Here's the RELAX NG schema for the schema comparison panel. We've chosen a relatively simple example, so that the audience will get an idea of how the schema languages compare for simple tasks as well as for more complex tasks.

The problem is to write a schema for a book list. A book list is represented by a bookList element which contains zero or more book elements. A book element can contain three kinds of field: title, author and price. A book must contain exactly one title field, one or more author fields and zero or one price fields. For any book, a particular field can be represented by either an attribute or by child elements: the only restriction is that no book element can use both an attribute and a child element to represent the same field. Child elements may occur in any order. Elements must all be in the namespace "http://www.example.org"; attributes must not be namespace qualified. Author and title fields can contain arbitrary strings; price fields must contain decimal numbers. The schema is closed: no attributes and elements other than those specified above are allowed.
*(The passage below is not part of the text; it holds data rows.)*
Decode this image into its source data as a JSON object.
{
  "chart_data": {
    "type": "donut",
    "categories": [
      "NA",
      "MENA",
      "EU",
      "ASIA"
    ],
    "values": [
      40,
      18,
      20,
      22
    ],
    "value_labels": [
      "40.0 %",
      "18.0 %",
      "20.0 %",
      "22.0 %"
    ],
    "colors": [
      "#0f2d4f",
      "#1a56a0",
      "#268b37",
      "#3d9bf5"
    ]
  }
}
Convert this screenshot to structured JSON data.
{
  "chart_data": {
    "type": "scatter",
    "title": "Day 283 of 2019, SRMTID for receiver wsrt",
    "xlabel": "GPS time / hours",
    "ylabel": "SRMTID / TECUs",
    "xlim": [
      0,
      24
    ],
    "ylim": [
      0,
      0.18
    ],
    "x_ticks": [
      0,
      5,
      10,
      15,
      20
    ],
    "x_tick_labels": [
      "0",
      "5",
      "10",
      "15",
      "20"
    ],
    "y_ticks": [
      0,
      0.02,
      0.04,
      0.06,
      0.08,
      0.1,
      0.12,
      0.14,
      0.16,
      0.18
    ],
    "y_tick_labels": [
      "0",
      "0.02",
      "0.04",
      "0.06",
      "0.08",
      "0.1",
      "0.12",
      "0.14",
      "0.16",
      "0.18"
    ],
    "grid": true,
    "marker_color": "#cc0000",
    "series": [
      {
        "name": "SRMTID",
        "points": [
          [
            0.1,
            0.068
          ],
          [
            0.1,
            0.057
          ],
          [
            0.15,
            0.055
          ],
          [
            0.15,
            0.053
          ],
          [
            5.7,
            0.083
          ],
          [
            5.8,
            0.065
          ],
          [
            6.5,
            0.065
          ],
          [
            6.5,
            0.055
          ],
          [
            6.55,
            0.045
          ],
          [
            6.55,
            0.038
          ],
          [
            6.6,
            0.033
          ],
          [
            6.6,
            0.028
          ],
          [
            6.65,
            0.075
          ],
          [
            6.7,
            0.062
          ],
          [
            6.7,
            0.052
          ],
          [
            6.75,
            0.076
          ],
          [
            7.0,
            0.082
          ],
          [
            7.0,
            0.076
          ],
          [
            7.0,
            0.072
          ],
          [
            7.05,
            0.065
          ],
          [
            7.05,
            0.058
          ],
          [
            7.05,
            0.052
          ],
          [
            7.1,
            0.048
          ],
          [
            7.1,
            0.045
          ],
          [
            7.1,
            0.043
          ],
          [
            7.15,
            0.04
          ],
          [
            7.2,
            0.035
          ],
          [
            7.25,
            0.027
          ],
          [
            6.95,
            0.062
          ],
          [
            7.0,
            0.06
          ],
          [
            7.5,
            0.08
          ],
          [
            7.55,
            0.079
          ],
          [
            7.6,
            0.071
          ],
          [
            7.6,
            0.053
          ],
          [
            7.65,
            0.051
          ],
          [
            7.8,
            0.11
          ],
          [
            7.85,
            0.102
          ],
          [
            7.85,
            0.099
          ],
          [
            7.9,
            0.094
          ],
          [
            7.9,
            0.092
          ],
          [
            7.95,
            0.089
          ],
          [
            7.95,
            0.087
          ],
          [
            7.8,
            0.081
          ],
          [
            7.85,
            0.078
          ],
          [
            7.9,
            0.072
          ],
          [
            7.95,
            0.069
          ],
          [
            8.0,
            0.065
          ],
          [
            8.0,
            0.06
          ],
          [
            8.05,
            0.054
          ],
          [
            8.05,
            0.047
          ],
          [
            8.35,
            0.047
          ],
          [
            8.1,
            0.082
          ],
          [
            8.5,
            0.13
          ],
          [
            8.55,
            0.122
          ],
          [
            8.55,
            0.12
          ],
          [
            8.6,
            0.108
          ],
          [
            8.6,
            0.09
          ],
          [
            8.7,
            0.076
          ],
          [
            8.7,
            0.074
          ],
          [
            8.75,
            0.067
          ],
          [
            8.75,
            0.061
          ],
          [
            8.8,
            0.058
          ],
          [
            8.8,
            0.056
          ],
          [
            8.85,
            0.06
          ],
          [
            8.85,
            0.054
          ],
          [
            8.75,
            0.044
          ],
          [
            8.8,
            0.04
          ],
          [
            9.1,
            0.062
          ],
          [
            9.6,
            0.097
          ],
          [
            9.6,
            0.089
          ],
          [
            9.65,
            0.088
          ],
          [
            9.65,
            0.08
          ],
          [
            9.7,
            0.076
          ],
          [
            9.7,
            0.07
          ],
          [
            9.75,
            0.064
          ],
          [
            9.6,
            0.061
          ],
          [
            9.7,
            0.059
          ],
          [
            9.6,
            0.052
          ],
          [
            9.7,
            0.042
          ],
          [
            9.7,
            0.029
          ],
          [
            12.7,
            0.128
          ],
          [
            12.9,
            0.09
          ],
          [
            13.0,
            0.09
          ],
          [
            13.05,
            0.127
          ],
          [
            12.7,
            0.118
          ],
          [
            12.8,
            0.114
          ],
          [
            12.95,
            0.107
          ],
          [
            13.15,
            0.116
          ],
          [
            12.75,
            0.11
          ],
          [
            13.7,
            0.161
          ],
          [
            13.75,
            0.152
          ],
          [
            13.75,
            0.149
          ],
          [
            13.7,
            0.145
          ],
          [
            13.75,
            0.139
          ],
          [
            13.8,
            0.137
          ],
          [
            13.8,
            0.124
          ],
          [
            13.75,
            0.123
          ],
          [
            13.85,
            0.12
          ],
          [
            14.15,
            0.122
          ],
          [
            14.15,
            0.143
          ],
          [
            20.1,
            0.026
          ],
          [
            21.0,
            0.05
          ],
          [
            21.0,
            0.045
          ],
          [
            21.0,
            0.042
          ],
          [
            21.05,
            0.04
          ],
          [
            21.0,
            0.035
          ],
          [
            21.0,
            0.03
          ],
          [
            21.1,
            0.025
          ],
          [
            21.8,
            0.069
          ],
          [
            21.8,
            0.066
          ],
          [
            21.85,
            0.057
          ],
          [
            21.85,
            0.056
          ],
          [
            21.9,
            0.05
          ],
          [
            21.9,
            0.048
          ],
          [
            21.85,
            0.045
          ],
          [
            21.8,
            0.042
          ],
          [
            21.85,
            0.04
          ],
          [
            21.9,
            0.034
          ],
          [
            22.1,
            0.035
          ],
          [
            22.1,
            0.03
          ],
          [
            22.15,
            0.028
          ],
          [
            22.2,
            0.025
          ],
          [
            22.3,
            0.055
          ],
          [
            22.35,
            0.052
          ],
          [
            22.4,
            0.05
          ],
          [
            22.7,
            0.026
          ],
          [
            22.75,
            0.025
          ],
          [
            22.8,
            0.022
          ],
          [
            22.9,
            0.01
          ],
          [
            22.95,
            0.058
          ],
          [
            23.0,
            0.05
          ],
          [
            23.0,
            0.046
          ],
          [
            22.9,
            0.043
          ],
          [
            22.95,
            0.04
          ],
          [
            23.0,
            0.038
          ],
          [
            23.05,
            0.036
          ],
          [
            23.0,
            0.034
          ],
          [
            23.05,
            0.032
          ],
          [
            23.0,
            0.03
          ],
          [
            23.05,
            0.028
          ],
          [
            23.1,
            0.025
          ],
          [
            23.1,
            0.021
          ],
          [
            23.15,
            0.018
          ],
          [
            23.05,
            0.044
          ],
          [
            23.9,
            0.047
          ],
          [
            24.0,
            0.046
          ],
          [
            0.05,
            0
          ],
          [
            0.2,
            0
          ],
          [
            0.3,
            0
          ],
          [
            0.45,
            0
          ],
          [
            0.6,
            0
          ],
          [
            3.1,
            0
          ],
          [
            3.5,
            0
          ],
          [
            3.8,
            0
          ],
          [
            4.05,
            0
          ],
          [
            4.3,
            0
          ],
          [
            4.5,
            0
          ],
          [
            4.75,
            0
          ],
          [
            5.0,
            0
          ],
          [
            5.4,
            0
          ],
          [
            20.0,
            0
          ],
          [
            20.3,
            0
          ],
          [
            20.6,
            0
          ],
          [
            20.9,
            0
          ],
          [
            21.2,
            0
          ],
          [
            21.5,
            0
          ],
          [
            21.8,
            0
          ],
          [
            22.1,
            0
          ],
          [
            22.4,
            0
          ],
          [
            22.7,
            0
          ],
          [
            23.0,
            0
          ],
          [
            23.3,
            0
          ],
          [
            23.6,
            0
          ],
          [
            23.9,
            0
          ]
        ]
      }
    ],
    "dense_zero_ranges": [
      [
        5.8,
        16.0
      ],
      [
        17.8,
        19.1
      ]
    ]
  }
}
Schematron Team Schemas, by The Schematron Team

Please find attached a Schematron schema for RDF, as our proposed schema.

We may update it slightly over the next week, but it is basically done. Sorry it is not pretty-printed.

As for test files, we have used the RDF test suite, which is not so big. (I have an open question to the RDF people about some tests: it seems that RDF constrains that elements in other namespaces used in some positions are not allowed to have local attributes with the same name as unqualified RDF attributes, which would be completely against the point of the namespaces spec. Hmmm.)

I wonder if the other teams would agree to accept the RDF test suite (perhaps sans the disputed errors) rather than the two sample files: we can even do a simple count of how many legit RDF documents pass and how many illegit RDF documents fail.

The RDF team also has a "refactored" syntax document out. Other teams may find it easier to limit themselves to that. Dan Connolly fixed up an old RDF DTD I made a couple of years ago, and it might be useful as the basis for a new one. I believe that there was some kind of draft XML Schema for RDF in the Schema WG at one stage.

I think RDF is a good example because it has been around a long time, the existing DTDs etc provides good headstarts, it has a test suite, and it is a horrible mess apparantly created by people who refused to believe that validation against standard executable schema languages was useful and who therefore designed the language with no thought for how it could be integrated into the rest of the XML world.

rdf-schema.sch

XML Schema Team Schemas, by The XML Schema Team

Sorry for the delay. Herewith our schema and task specification: in brief, it's the MathML2 DTD. I realise this leaves the DTD folk with nothing to do, but they might like to critique the W3C MathML Working Group's work :-)

We chose this large example to give us and the other groups the chance to make use of existing forward conversion tools (we started with the DTD-to-Schema tool started by Dan Connolly and enhanced by Mary Holstege), and to explore some of the issues involved in defining the document types of large vocabulary applications.

Note that the test3.xml file actually has one error in it.

The Common Schemas

Document Type Definition Team: TechMemo.zip and Orderform.zip. The DTD team also provided a schema for the RELAX NG team's book list schema: Booklist.zip.
RELAX-NG Team: schema-panel.zip
Schematron Team: Schematron-schemas.zip. The Schematron team also provided schemas for the RELAX NG team's book list schema (in the ZIP file).
XML Schema Team: xsd-3schemas.zip. The XML Schema team also provided a schema for the RELAX NG team's book list schema: booklist.xsd.